A few contributions regarding the involvement of mitochondria in cancer and possible therapies were also received [18,19,20,21]. Ever since the “Warburg effect” was described nearly a century ago, mitochondria have been increasingly implicated in cancer biology. Extensive research has revealed notable differences between cancerous and healthy cells, such as altered mitochondrial size, shape, metabolic profiles, membrane potential, as well as elevated levels of mtDNA mutations, mitochondrial transcription factor A (TFAM), and oxidative stress [18,20]. Using these findings to exploit mitochondria, several promising anti-cancer treatments have been developed, but have unfortunately proven to have limitations [18,19,20,21]. Thus, researchers have recently explored alternative strategies as summarized in Modica-Napolitano and Weissig [18] as well as targeting specific microenvironments within tumors as discussed by Zhang et al. [19]. Moreover, the mechanisms by which cancer cells develop drug-resistance are currently being investigated, as reviewed by Kohno et al. [20], and possible means to mitigate the side effects of anti-cancer therapies are also being studied by Wang et al. [21]. Collectively, these contributions focus on mitochondrial mechanisms as an avenue to reveal possible novel interventions in order to combat cancer.

Lastly, but certainly not of least importance, recent studies of the role of mitochondrial function in fertility and oocyte quality have been extensive. Research by Wang et al. [22] demonstrates that androgen receptor knockout mice have poor oocyte maturating rates, impaired ATP production in granulosa cell mitochondria, and impaired mitochondria biogenesis. Additional research is needed to better understand how mitochondrial function may affect fertility and fecundity in order to develop therapeutic approaches.

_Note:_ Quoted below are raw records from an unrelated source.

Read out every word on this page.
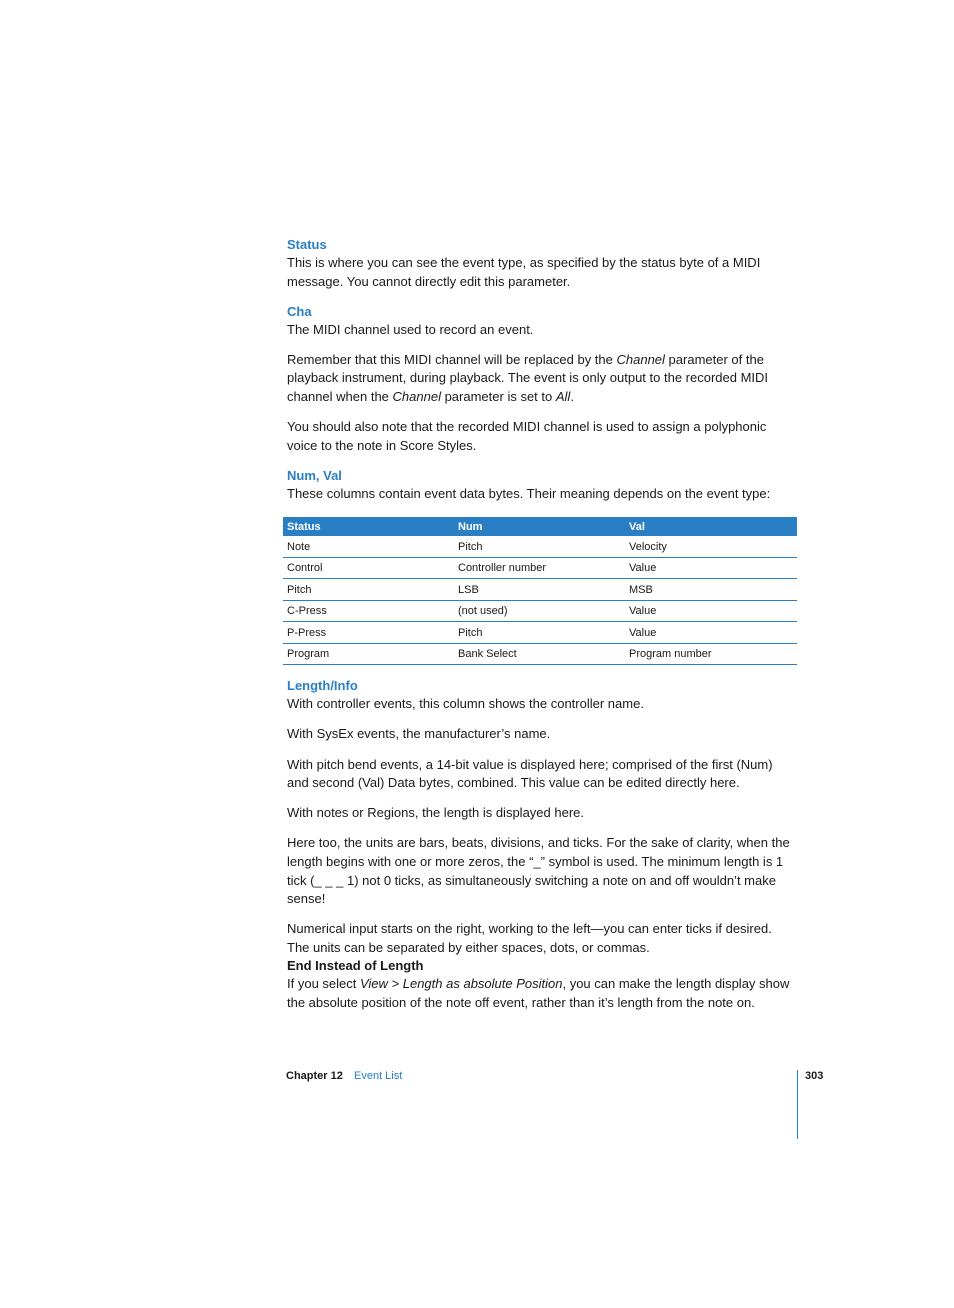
Status

This is where you can see the event type, as specified by the status byte of a MIDI message. You cannot directly edit this parameter.

Cha

The MIDI channel used to record an event.

Remember that this MIDI channel will be replaced by the Channel parameter of the playback instrument, during playback. The event is only output to the recorded MIDI channel when the Channel parameter is set to All.

You should also note that the recorded MIDI channel is used to assign a polyphonic voice to the note in Score Styles.

Num, Val

These columns contain event data bytes. Their meaning depends on the event type:

Status	Num	Val
Note	Pitch	Velocity
Control	Controller number	Value
Pitch	LSB	MSB
C-Press	(not used)	Value
P-Press	Pitch	Value
Program	Bank Select	Program number

Length/Info

With controller events, this column shows the controller name.

With SysEx events, the manufacturer’s name.

With pitch bend events, a 14-bit value is displayed here; comprised of the first (Num) and second (Val) Data bytes, combined. This value can be edited directly here.

With notes or Regions, the length is displayed here.

Here too, the units are bars, beats, divisions, and ticks. For the sake of clarity, when the length begins with one or more zeros, the “_” symbol is used. The minimum length is 1 tick (_ _ _ 1) not 0 ticks, as simultaneously switching a note on and off wouldn’t make sense!

Numerical input starts on the right, working to the left—you can enter ticks if desired. The units can be separated by either spaces, dots, or commas.

End Instead of Length

If you select View > Length as absolute Position, you can make the length display show the absolute position of the note off event, rather than it’s length from the note on.

Chapter 12 Event List	303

Overall, the 21 contributions published in the Special Issue illustrate how essential mitochondria are to overall health and success of an organism. The involvement of mitochondria in several biological disciplines, diseases, and disorders, ranging from cancer biology, metabolism, and proteostasis to neurodegenerative and cardiovascular diseases is a testament to their importance and fundamental contributions. We would like to thank all of the authors who contributed their work to the Special Issue. The main objective was to provide ample breadth and depth to depict the interconnectedness of mitochondrial function in ageing and mitochondrial-associated diseases. While the underlying mechanisms linking impaired mitochondria with the ageing process and disease states remain incompletely elucidated, the overall field of mitochondrial biology has made leaps and bounds in only the past two decades. Based on these breakthroughs, new “mito-research” platforms have emerged; for example, mitochondrial function in fertility or in stem cell niches. We remain hopeful that harnessing the power of the mitochondrial network will help us stay healthy.